- Battle of Rzeczyca: Part of the Khmelnytsky Uprising
| Date | Autumn 1649 |
| Location | Rzeczyca, a town in Belarus, on the Dnieper River |
| Result | Polish–Lithuanian victory |

Belligerents
- Polish–Lithuanian Commonwealth: Cossack Hetmanate

Commanders and leaders
- Hrehory Mirski: Piotr Głowacki (POW)

Strength
- Unknown: Unknown

Casualties and losses
- Unknown: Heavy

= Battle of Rzeczyca =

The Battle of Rzeczyca was an armed clash that took place on autumn 1649, during the Khmelnytsky Uprising.

== Battle ==
A Cossack unit commanded by Colonel Piotr Głowacki advanced into Lithuania but was detected by Lithuanian scouts and lured into an ambush by Hrehory Mirski. Mirski used deception, bribing a local peasant who convinced the Cossacks that only scattered Lithuanian troops were nearby.

When the Cossacks entered a village near Rzeczyca, Lithuanian dragoons, infantry, and reiters attacked them from hiding, completely destroying Głowacki's unit.
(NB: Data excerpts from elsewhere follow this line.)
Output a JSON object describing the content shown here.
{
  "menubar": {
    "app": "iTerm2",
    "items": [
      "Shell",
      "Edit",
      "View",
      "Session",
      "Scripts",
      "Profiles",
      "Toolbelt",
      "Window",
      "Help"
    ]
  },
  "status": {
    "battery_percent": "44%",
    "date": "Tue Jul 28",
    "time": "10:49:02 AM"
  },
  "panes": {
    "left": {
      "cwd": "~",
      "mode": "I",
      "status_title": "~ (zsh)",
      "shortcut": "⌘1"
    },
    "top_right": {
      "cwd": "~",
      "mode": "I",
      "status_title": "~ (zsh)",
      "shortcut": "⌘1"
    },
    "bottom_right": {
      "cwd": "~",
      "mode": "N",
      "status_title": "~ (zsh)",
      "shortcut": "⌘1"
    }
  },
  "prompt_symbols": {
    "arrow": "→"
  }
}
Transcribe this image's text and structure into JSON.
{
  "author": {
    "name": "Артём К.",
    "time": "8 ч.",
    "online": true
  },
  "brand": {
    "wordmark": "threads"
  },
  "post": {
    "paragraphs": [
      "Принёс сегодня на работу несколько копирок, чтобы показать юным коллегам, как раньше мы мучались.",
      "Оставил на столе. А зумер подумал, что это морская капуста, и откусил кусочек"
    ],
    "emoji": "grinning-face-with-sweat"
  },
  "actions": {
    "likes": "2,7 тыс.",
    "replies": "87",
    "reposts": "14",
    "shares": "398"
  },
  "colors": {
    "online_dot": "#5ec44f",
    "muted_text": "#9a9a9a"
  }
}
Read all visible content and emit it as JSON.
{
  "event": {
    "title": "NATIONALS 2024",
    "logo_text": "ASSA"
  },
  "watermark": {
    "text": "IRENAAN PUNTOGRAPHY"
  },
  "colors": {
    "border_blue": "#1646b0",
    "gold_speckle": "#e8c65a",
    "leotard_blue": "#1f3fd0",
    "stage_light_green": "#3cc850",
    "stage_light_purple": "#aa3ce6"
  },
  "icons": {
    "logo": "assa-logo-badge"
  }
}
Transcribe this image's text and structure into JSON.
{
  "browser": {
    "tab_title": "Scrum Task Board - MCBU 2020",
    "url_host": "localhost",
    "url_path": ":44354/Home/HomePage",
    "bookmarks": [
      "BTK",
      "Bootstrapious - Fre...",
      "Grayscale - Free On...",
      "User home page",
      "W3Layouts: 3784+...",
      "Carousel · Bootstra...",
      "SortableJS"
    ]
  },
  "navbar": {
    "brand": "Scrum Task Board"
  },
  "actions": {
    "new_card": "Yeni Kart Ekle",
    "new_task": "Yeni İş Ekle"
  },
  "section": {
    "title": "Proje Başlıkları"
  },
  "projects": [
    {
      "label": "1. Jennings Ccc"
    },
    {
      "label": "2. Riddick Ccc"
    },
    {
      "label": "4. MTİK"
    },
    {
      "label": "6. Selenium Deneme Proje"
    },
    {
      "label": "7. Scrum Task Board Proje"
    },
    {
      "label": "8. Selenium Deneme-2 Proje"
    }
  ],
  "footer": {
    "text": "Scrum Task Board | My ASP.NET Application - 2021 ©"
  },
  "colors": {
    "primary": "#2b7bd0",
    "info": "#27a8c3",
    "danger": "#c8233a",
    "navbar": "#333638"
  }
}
Głowacki himself was captured and executed, although there are uncertain reports regarding his execution, as a Cossack regiment under his command was later seen marching with Chmielnicki's army towards Zbaraż. The victory was credited to the Lithuanian Field Hetman Janusz Radziwiłł, Radziwiłł was praised in the anonymous Song of Battle.